Quite apart from anything else, the Eos training framework employs unsupervised learning in RAW, leveraging vast amounts of unlabeled data by intensive contrastive learning in the RAW domain. This significantly improves robustness and saves hundreds of thousands of dollars of training data capture, curation, and annotation costs per project while quickly enabling the support of new camera configurations.
The Eos framework uniquely enables end-to-end learning and fine-tuning of computer vision systems. In fact, it effectively turns them into “computationally evolving” vision systems through the application of computational co-design of imaging and perception, which is an industry first.
Eos-designed vision architectures are destined for success (Image source: Algolux)
In this case, the image processing and object detection and recognition learn together to handle hard “edge cases.” Eos can be easily adapted to any camera lens or sensor, and the end-to-end learning optimizes robustness, all while massively reducing data capture and annotation time and cost. If you compare the image bordered in green in the figure above to the one bordered in red on the previous figure, I think you’ll find the difference to be a bit of an eye-opener (no pun intended).
Eos delivers a full set of highly robust perception components addressing individual NCAP requirements, L2+ADAS, higher levels of autonomy from highway autopilot, and autonomous valet (self-parking) to L4 autonomous vehicles as well as Smart City applications such as video security and fleet management.
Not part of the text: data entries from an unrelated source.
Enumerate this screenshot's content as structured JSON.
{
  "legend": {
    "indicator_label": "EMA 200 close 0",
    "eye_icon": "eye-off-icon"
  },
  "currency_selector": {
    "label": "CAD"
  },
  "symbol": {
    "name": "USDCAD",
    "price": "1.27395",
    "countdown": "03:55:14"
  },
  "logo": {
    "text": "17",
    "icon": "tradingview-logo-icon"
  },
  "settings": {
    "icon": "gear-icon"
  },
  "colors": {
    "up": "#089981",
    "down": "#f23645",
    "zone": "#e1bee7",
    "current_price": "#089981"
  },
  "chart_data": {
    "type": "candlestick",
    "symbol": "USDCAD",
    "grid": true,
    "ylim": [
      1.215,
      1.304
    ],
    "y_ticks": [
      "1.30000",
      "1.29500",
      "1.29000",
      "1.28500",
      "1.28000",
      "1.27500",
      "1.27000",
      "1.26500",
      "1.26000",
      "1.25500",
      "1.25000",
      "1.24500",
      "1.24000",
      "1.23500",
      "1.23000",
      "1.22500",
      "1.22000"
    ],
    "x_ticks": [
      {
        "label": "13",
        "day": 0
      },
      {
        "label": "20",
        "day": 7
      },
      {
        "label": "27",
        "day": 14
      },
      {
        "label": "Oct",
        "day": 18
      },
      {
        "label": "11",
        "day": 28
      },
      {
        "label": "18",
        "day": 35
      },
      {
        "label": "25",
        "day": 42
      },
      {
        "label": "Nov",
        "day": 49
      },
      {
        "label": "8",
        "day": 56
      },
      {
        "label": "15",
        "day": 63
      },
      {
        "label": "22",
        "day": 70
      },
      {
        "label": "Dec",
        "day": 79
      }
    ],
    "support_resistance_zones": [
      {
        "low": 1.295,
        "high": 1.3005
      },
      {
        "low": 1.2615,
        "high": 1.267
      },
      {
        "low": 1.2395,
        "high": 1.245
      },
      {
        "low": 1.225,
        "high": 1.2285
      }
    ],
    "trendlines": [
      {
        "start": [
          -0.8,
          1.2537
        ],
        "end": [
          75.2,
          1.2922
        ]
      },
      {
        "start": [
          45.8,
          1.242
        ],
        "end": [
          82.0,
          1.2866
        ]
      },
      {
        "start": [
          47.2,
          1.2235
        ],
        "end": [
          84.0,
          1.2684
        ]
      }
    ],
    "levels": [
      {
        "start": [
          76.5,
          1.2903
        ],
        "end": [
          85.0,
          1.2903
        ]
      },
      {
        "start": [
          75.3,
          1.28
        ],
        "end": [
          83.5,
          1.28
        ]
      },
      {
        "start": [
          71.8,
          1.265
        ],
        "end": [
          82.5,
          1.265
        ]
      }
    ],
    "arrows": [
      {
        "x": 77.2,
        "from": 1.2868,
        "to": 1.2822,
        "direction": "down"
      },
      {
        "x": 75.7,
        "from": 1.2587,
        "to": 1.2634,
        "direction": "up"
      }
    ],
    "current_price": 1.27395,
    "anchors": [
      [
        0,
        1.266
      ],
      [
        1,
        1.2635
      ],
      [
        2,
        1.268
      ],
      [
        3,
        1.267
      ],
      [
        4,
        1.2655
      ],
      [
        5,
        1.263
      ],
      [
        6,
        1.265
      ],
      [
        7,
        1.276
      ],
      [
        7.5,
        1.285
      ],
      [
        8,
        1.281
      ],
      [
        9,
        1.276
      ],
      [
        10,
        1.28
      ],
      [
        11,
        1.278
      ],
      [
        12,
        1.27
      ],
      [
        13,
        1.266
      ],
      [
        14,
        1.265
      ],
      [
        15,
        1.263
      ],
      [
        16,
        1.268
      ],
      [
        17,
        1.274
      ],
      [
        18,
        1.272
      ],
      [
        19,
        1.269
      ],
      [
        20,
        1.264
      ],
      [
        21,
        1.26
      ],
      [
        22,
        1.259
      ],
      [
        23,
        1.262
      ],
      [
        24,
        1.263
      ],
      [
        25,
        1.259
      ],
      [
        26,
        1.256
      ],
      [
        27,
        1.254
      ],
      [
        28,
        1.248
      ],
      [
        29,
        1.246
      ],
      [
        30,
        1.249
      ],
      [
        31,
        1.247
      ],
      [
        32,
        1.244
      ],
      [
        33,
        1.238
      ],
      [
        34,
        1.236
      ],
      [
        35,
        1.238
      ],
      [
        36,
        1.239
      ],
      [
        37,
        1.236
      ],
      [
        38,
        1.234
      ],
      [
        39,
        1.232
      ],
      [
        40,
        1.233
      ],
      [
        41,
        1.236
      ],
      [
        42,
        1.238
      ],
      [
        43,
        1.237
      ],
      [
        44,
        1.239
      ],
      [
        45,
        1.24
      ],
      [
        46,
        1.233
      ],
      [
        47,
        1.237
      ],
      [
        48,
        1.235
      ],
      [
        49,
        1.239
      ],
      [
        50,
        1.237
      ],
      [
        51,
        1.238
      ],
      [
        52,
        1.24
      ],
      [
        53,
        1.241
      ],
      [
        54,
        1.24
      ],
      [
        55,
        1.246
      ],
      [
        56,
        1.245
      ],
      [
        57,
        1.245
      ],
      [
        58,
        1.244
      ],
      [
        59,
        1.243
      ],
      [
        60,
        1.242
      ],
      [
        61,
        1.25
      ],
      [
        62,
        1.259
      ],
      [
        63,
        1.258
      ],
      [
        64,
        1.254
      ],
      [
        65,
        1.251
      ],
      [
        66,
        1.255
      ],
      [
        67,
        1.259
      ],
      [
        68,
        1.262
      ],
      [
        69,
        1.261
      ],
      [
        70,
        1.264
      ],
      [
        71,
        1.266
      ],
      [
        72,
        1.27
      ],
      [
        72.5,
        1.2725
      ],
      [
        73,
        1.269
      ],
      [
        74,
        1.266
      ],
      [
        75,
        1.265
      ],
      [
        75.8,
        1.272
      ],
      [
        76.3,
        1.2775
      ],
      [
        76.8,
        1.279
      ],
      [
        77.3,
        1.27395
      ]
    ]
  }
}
Key vision features include object and vulnerable road user (VRU) detection and tracking, free space and lane detection, traffic light state and sign recognition, obstructed sensor detection, reflection removal, multi-sensor fusion, and more.
Of course, “the proof of the pudding is in the eating,” as they say, so let’s take a look at the following videos:
Nvidia Driveworks vs. Algolux Eos object detection comparison (Environment = Night, Snow).
Tesla OTA Model S Autopilot vs. Algolux Eos object detection comparison (Environment = Night, Highway).
Free space detection in harsh conditions.
Wide-angle pedestrian detection with a dirty lens.
As the folks at Algolux will tell you if you fail to get out of the way fast enough (try not to get trapped in an elevator with them): “The Eos end-to-end architecture combines image formation with vision tasks to address the inherent robustness limitations of today’s camera-based vision systems. Through joint design and training of the optics, image processing, and vision tasks, Eos delivers up to 3x improved accuracy across all conditions, especially in low light and harsh weather. This was benchmarked by leading OEM and Tier 1 customers against state-of-the-art public and commercial alternatives. In addition, Eos has been optimized for efficient real-time performance across common target processors, providing customers with their choice of compute platform.”
For myself, I’d like to share one final image showing a camera system designed/trained using Eos detecting people (purple boxes), vehicles (green boxes), and — what I assume to be — signs or traffic signals (blue boxes).
Eos-designed/trained camera system detecting like an Olympic champion (Image source: Algolux)
I’ve been out walking on nights like this myself and I know how hard it can be to determine “what’s what,” so the above image impresses the socks off me, which isn’t something you want to happen in cold weather.
Seeing this image also prompts me to reiterate one of my heartfelt beliefs that — sometime in the not-so-distant future — we will all be ambling around sporting mixed-reality (MR) AI-enhanced goggles that will change the way in which we interact with the world, our systems, and each other (see also What the FAQ are VR, MR, AR, DR, AV, and HR?). After seeing Eos in action, I’m envisaging my MR-AI goggles being equipped with cameras designed/trained using this technology. “The future’s closer than you think,” as they say. I can’t wait!